In the last 30 years, very significant progress has been made in the genetics of ASD. We now have a better knowledge on the genetic architecture of this heterogeneous syndrome and some of the biological pathways have been investigated using different approaches such as cellular and animal models. There are, however, many aspects of the genetics of ASD that remain largely unknown.

The first challenge concerns the role of the common variants. These variants are most likely playing a key role in the susceptibility to ASD and in the severity of the symptoms. But, because the impact of each single SNP is very low, it is currently impossible to identify the risk alleles using conventional GWAS. In human quantitative traits such as height, neuroanatomical diversity or intellectual quotient, very large cohorts of many thousands of individuals are necessary to identify the main causative SNPs (Toro et al. 2014; Yang et al. 2010; Deary et al. 2012).

The second challenge concerns the stratification of the patients and the role of the ASD-risk genes during brain development/function.
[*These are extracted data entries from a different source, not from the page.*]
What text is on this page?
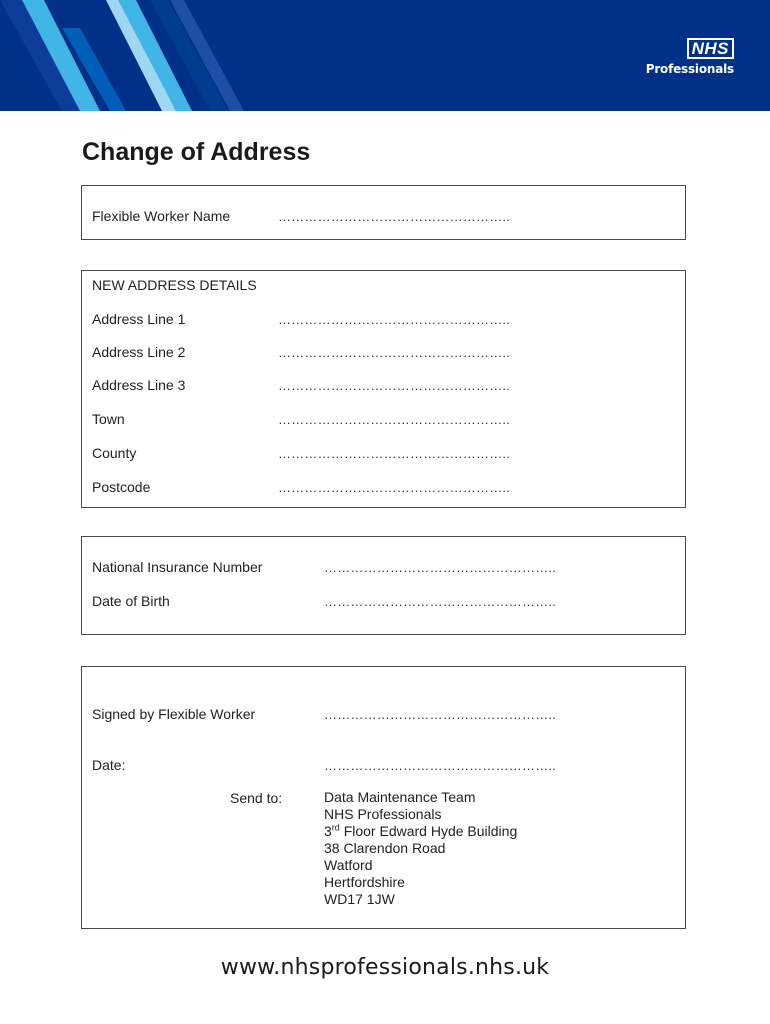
NHS
Professionals
Change of Address
Flexible Worker Name	……………………………………………..
NEW ADDRESS DETAILS
Address Line 1	……………………………………………..
Address Line 2	……………………………………………..
Address Line 3	……………………………………………..
Town	……………………………………………..
County	……………………………………………..
Postcode	……………………………………………..
National Insurance Number	……………………………………………..
Date of Birth	……………………………………………..
Signed by Flexible Worker	……………………………………………..
Date:	……………………………………………..
Send to:	Data Maintenance Team
NHS Professionals
3rd Floor Edward Hyde Building
38 Clarendon Road
Watford
Hertfordshire
WD17 1JW
www.nhsprofessionals.nhs.uk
Based on our current knowledge, the genetic architecture of ASD seems to be different from one individual to another, with possibly contrasting impact on when and where neuronal connectivity could be atypical compared to the general population. For example, in animal models, several mutations lead to higher connectivity whereas other mutations alter synaptic density. It is therefore crucial to increase our knowledge from a basic research perspective about the biological roles of the ASD-risk genes and their partners.

Finally, while we all agree that biological research is necessary to improve the quality of life of the patients and their families (for example, to alleviate the comorbidities associated with ASD like sleep and gastrointestinal problems), progress should also be made toward better recognition and inclusion of people with neuropsychiatric conditions in our societies (no mind left behind). Hopefully, increasing knowledge in genetics, neurology and psychology should allow for better diagnosis, care for and integration of individuals with autism.